Ehrenchronik (vorn sitzend): Eberhard Nahly, Doreen Goethe, Reinhard Drogla (Vors. der StvV), am Pult OB Holger Kelch bei der Laudatio.
Stadt Cottbus/Chóśebuz

Premiere in Pücklers Grünem Salon: Auf Schloss Branitz sind am Donnerstagnachmittag vier Persönlichkeiten mit einem Eintrag in die Ehrenchronik der Stadt Cottbus/Chóśebuz gewürdigt worden, die sich um den Kinofilm und vor allem das FilmFest Cottbus verdient gemacht haben. Das Treffen der Film-Enthusiasten war vor 30 Jahren als „Festival des jungen osteuropäischen Films“ ins Leben gerufen worden und hat sich nicht nur mit dem Blick nach Osteuropa international einen Namen gemacht.

Eingetragen in die Ehrenchronik haben sich am Donnerstag Doreen Goethe, Geschäftsführerin von pool production, die das Festival seit 20 Jahren erfolgreich veranstalten und profiliert haben, und Eberhard Nahly, einer der Mitbegründer des anfangs tragenden Vereins Kommunales Kino und langjähriger Helfer und Begleiter des Festivals. Aus persönlichen bzw. gesundheitlichen Gründen konnten mit Jörg Ackermann, dem prägenden Initiator und Retter des Festes seit dem Jahr 2001, und mit Heidi Fischer vom Obenkino zwei der zu Ehrenden nicht dabei sein. Diese Eintragungen werden nachgeholt.

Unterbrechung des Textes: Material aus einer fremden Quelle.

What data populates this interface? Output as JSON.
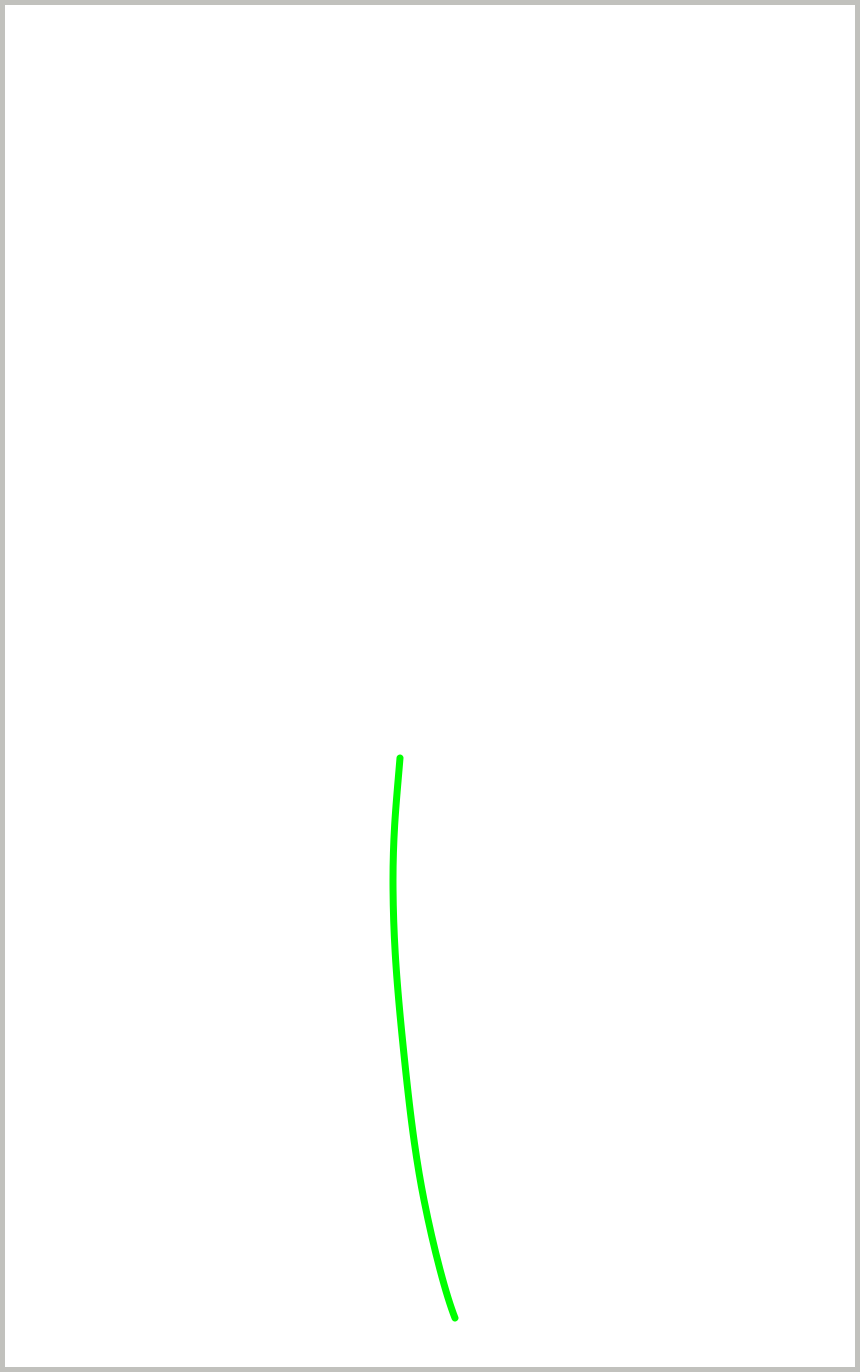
{
  "canvas": {
    "background_color": "#ffffff",
    "border_color": "#c1c1bd",
    "stroke": {
      "color": "#00ff00",
      "shape": "freehand-curve"
    }
  }
}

Oberbürgermeister Holger Kelch zeigte sich in seiner Laudatio überzeugt: „Das FilmFest gedeiht und prosperiert, und selbst die Pandemie kann es nicht unterkriegen. Natürlich, jeder weiß, was so leicht daher gesagt ist, das ist weder leicht noch so einfach daher gesagt. Es ist unermüdlicher Einsatz, es sind anstrengende Tage und ab und zu schlaflose Nächte. Es sind unzählige Gespräche, es sind Verhandlungen, es ist Klinkenputzen. Das alles ist Teil des Alltages, damit im Spätherbst ein Fest, ein Festival für die Filmkunst in Cottbus/Chóśebuz gefeiert werden kann. In diesem Jahr sicher leiser, nicht schräg und schrill, aber eben digital. Umso mehr freuen wir uns auf 2021 mit klassischer Kino-Atmosphäre. Heute würdigen wir vier Persönlichkeiten, die die Vermittlung und Verbreitung der internationalen, weltoffenen und der Welt zugewandten Filmkunst in unserer Stadt maßgeblich initiiert haben, sie prägten und prägen, die mitgestalten und befördern. Sie tragen sich ein in die Ehrenchronik der Stadt Cottbus/Chóśebuz, verbunden mit der Zuversicht und der Ermutigung, dass die Chronik des FilmFestes Cottbus im 30. Jahr noch lange nicht zu Ende geschrieben ist.“

Es war die erste Veranstaltung in dem nach historischem Vorbild renovierten und ausgestatteten Grünen Salon im Schloss. Auf www.cottbus.de/ehrenchronik gibt es einen Videomitschnitt der Veranstaltung.